The Thunder are getting their lessons now. Durant probably figured out that he should not make a belated attempt to draw a charge when James is rumbling toward the hoop, especially when Durant already has four fouls. Russell Westbrook has shown more growth during these playoffs than any other Oklahoma City player, but even he ran off the rails at a crucial time in the second half. James Harden, who is due for free agency next summer, may have learned in Game 3's disastrous third quarter that life is a lot tougher as the head honcho than as a sixth man extraordinaire.

Fighting through these rookie mistakes (and most of the Thunder are rookies when it comes to the Finals) are doubly difficult when the veterans who were expected to carry the youngsters through the bumps are just as unreliable. Derek Fisher committed an unforgivable shooting foul on a 3-point attempt by James Jones, and Kendrick Perkins has played valiantly yet inconsistently in the bad matchups presented for him by the Heat. Fisher and Perkins have made such errors before, when they were younger men getting their first tastes of Finals hoops.
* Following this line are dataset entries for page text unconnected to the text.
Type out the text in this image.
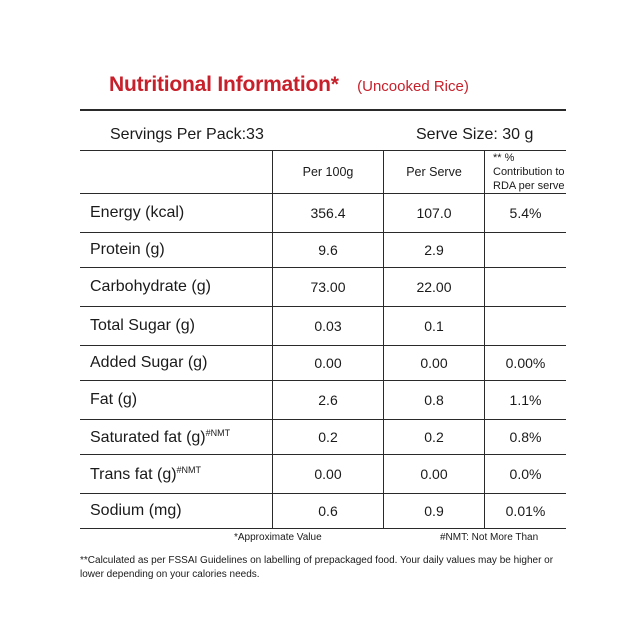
Nutritional Information* (Uncooked Rice)
Servings Per Pack:33	Serve Size: 30 g
	Per 100g	Per Serve	** % Contribution to RDA per serve
Energy (kcal)	356.4	107.0	5.4%
Protein (g)	9.6	2.9	
Carbohydrate (g)	73.00	22.00	
Total Sugar (g)	0.03	0.1	
Added Sugar (g)	0.00	0.00	0.00%
Fat (g)	2.6	0.8	1.1%
Saturated fat $(g)^{\#NMT}$	0.2	0.2	0.8%
Trans fat $(g)^{\#NMT}$	0.00	0.00	0.0%
Sodium (mg)	0.6	0.9	0.01%
*Approximate Value	#NMT: Not More Than
**Calculated as per FSSAI Guidelines on labelling of prepackaged food. Your daily values may be higher or lower depending on your calories needs.
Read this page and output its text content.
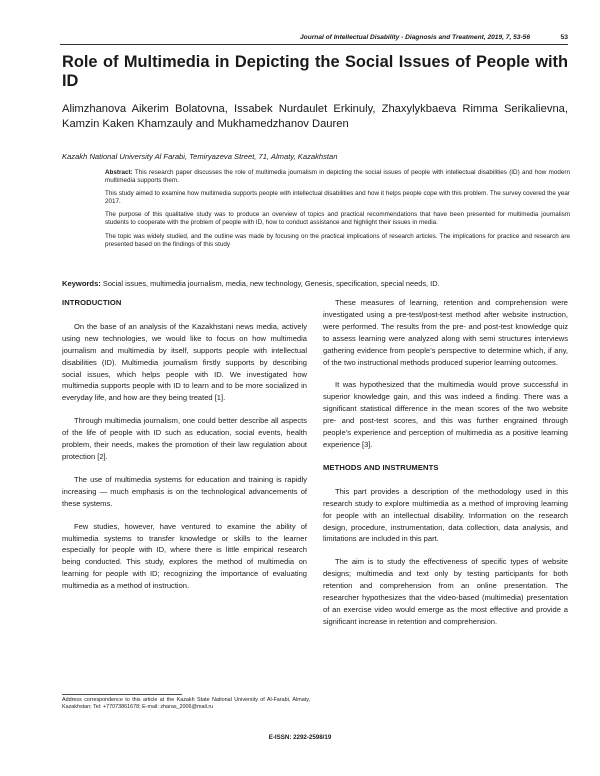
Journal of Intellectual Disability - Diagnosis and Treatment, 2019, 7, 53-56	53
Role of Multimedia in Depicting the Social Issues of People with ID
Alimzhanova Aikerim Bolatovna, Issabek Nurdaulet Erkinuly, Zhaxylykbaeva Rimma Serikalievna, Kamzin Kaken Khamzauly and Mukhamedzhanov Dauren
Kazakh National University Al Farabi, Temiryazeva Street, 71, Almaty, Kazakhstan

Abstract: This research paper discusses the role of multimedia journalism in depicting the social issues of people with intellectual disabilities (ID) and how modern multimedia supports them.

This study aimed to examine how multimedia supports people with intellectual disabilities and how it helps people cope with this problem. The survey covered the year 2017.

The purpose of this qualitative study was to produce an overview of topics and practical recommendations that have been presented for multimedia journalism students to cooperate with the problem of people with ID, how to conduct assistance and highlight their issues in media.

The topic was widely studied, and the outline was made by focusing on the practical implications of research articles. The implications for practice and research are presented based on the findings of this study

Keywords: Social issues, multimedia journalism, media, new technology, Genesis, specification, special needs, ID.
INTRODUCTION

On the base of an analysis of the Kazakhstani news media, actively using new technologies, we would like to focus on how multimedia journalism and multimedia by itself, supports people with intellectual disabilities (ID). Multimedia journalism firstly supports by describing social issues, which helps people with ID. We investigated how multimedia supports people with ID to learn and to be more socialized in everyday life, and how are they being treated [1].

Through multimedia journalism, one could better describe all aspects of the life of people with ID such as education, social events, health problem, their needs, makes the promotion of their law regulation about protection [2].

The use of multimedia systems for education and training is rapidly increasing — much emphasis is on the technological advancements of these systems.

Few studies, however, have ventured to examine the ability of multimedia systems to transfer knowledge or skills to the learner especially for people with ID, where there is little empirical research being conducted. This study, explores the method of multimedia on learning for people with ID; recognizing the importance of evaluating multimedia as a method of instruction.

These measures of learning, retention and comprehension were investigated using a pre-test/post-test method after website instruction, were performed. The results from the pre- and post-test knowledge quiz to assess learning were analyzed along with semi structures interviews gathering evidence from people’s perspective to determine which, if any, of the two instructional methods produced superior learning outcomes.

It was hypothesized that the multimedia would prove successful in superior knowledge gain, and this was indeed a finding. There was a significant statistical difference in the mean scores of the two website pre- and post-test scores, and this was further engrained through people’s experience and perception of multimedia as a positive learning experience [3].

METHODS AND INSTRUMENTS

This part provides a description of the methodology used in this research study to explore multimedia as a method of improving learning for people with an intellectual disability. Information on the research design, procedure, instrumentation, data collection, data analysis, and limitations are included in this part.

The aim is to study the effectiveness of specific types of website designs; multimedia and text only by testing participants for both retention and comprehension from an online presentation. The researcher hypothesizes that the video-based (multimedia) presentation of an exercise video would emerge as the most effective and provide a significant increase in retention and comprehension.

Address correspondence to this article at the Kazakh State National University of Al-Farabi, Almaty, Kazakhstan; Tel: +77073861678; E-mail: zharas_2006@mail.ru
E-ISSN: 2292-2598/19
For the most part, they leaned on the experience of their veteran teammates and learned from those miscues in future playoff runs.

Westbrook shows signs of learning one of those valuable lessons. In the late rounds of the playoffs, every game can ride on a single possession, heightening the importance of protecting the ball. Once again, Westbrook was a protective force with the ball in Game 3, committing only two turnovers while scoring 19 points on 8-for-18 shooting. He is still attacking as relentlessly as ever, and now he throws away the ball far less often.

There is still a long way to go with Westbrook, as there is with most of his teammates. But Westbrook has seemed to be the quickest study over the last year and a half, and for the Thunder to come away with the title this year, his teammates will need to learn at the same accelerated pace.

Patience could be needed, though. James, after all, is still learning five years after his first shot in the Finals.